Grown Like A Pro is the operating system used by working microgreen farms in Norco. It handles seed density math, watering schedules, harvest timing, inventory, customer orders, and the financial side. Free 30-day trial with no credit card.
How long does it take to learn to grow microgreens commercially?
Most growers in Norco are selling their first trays within 30 days of starting. Commercial proficiency, meaning you can run 50-plus trays per week without losing crops to mold or under-seeding, takes 60 to 90 days. The seed density and watering math is the single biggest predictor of how fast you get there.
Do I need a license to sell microgreens in Norco?

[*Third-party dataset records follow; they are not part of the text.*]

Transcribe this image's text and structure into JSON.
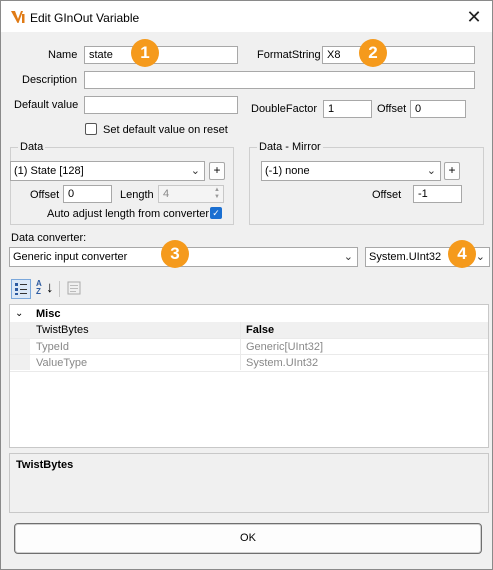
{
  "window": {
    "title": "Edit GInOut Variable",
    "close_glyph": "✕"
  },
  "fields": {
    "name_label": "Name",
    "name_value": "state",
    "format_label": "FormatString",
    "format_value": "X8",
    "description_label": "Description",
    "description_value": "",
    "default_label": "Default value",
    "default_value": "",
    "double_factor_label": "DoubleFactor",
    "double_factor_value": "1",
    "offset_label": "Offset",
    "offset_value": "0",
    "reset_checkbox_label": "Set default value on reset",
    "reset_checked": false
  },
  "data_group": {
    "title": "Data",
    "combo_value": "(1) State [128]",
    "plus_label": "+",
    "offset_label": "Offset",
    "offset_value": "0",
    "length_label": "Length",
    "length_value": "4",
    "auto_adjust_label": "Auto adjust length from converter",
    "auto_adjust_checked": true
  },
  "mirror_group": {
    "title": "Data - Mirror",
    "combo_value": "(-1) none",
    "plus_label": "+",
    "offset_label": "Offset",
    "offset_value": "-1"
  },
  "converter": {
    "label": "Data converter:",
    "combo_value": "Generic input converter",
    "type_value": "System.UInt32"
  },
  "badges": [
    "1",
    "2",
    "3",
    "4"
  ],
  "property_grid": {
    "sort_icon_text": "AZ",
    "category": "Misc",
    "rows": [
      {
        "name": "TwistBytes",
        "value": "False",
        "readonly": false
      },
      {
        "name": "TypeId",
        "value": "Generic[UInt32]",
        "readonly": true
      },
      {
        "name": "ValueType",
        "value": "System.UInt32",
        "readonly": true
      }
    ],
    "description_title": "TwistBytes"
  },
  "ok_button": {
    "label": "OK"
  },
  "colors": {
    "badge": "#f59a1c",
    "check_accent": "#1a6fd1",
    "app_icon": "#e07b16"
  },
  "icons": {
    "app": "app-logo-icon",
    "close": "close-icon",
    "categorized": "categorized-view-icon",
    "alphabetical": "alphabetical-sort-icon",
    "property_pages": "property-pages-icon",
    "chevron": "chevron-down-icon",
    "expand": "expand-chevron-icon"
  }
}
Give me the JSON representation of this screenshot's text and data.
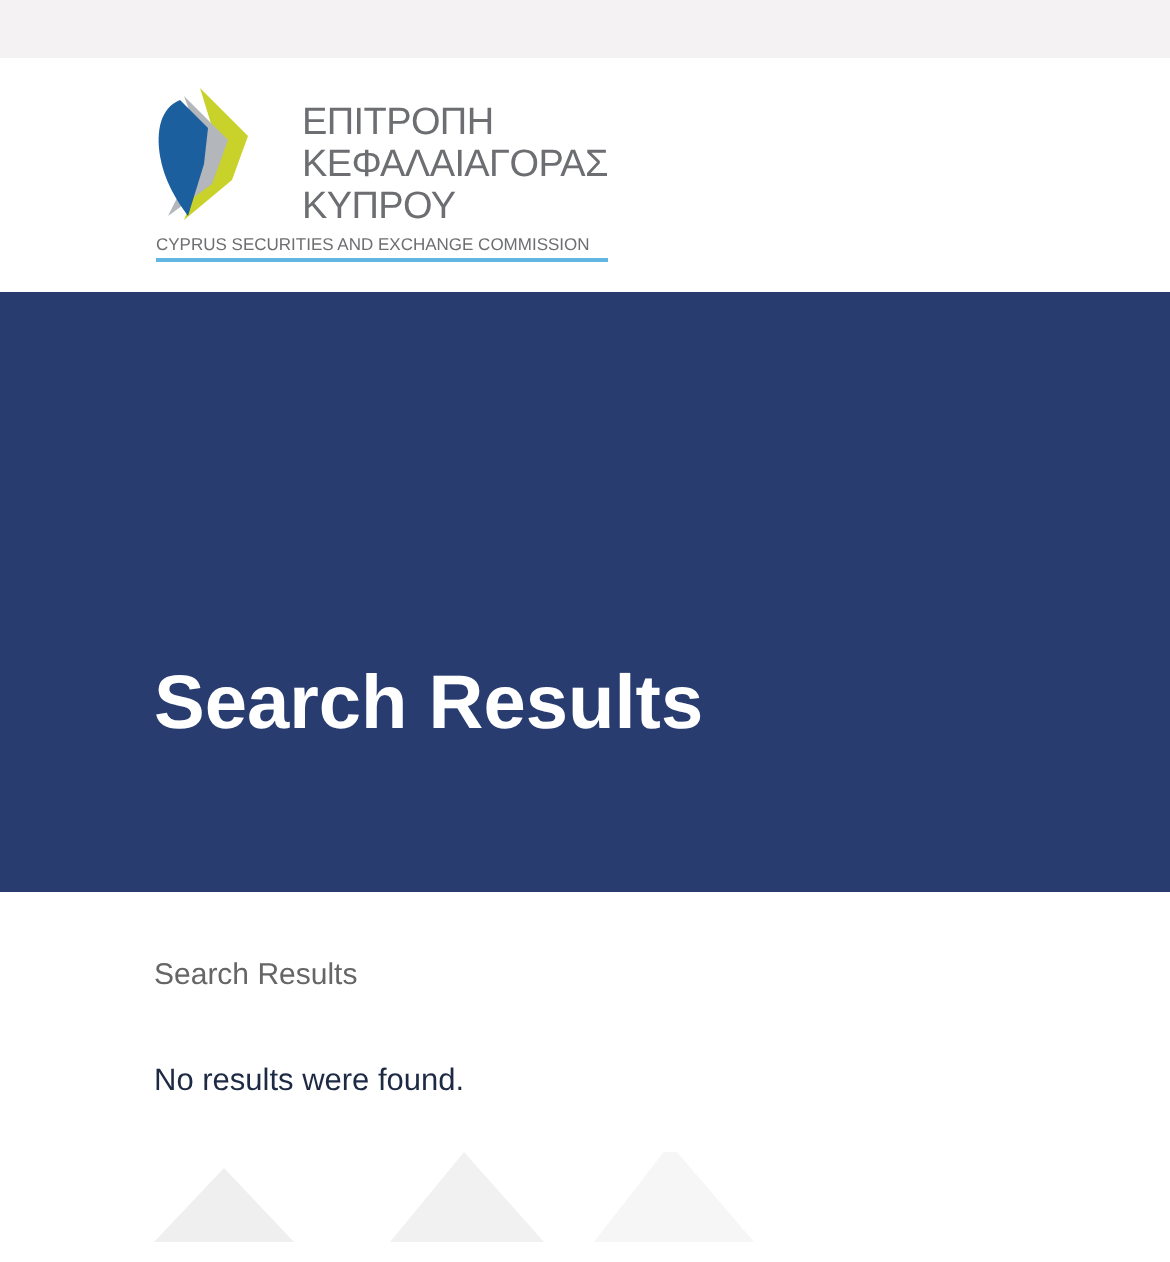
{
  "logo": {
    "lines": [
      "ΕΠΙΤΡΟΠΗ",
      "ΚΕΦΑΛΑΙΑΓΟΡΑΣ",
      "ΚΥΠΡΟΥ"
    ],
    "subtitle": "CYPRUS SECURITIES AND EXCHANGE COMMISSION"
  },
  "banner": {
    "title": "Search Results"
  },
  "breadcrumb": "Search Results",
  "message": "No results were found."
}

For farmers market and direct-to-consumer sales in Norco, most growers operate under California's cottage food law with no special license. For wholesale to restaurants and grocery stores, you typically need a basic food handler permit, a sales tax permit, and depending on volume, an inspection from your county health department.
How do I price microgreens to restaurants in Norco?
Restaurant wholesale in Norco runs $1.50 to $2.50 per ounce for standard varieties, $3 to $5 per ounce for specialty varieties like shiso, micro basil, or amaranth. Sell by the pound for repeat accounts. Local fresh commands a premium over the shipped-in product that most Norco restaurants currently buy.

Related guides

Once you have the Norco math in your head, the next read is the density chart that drives every tray you plant.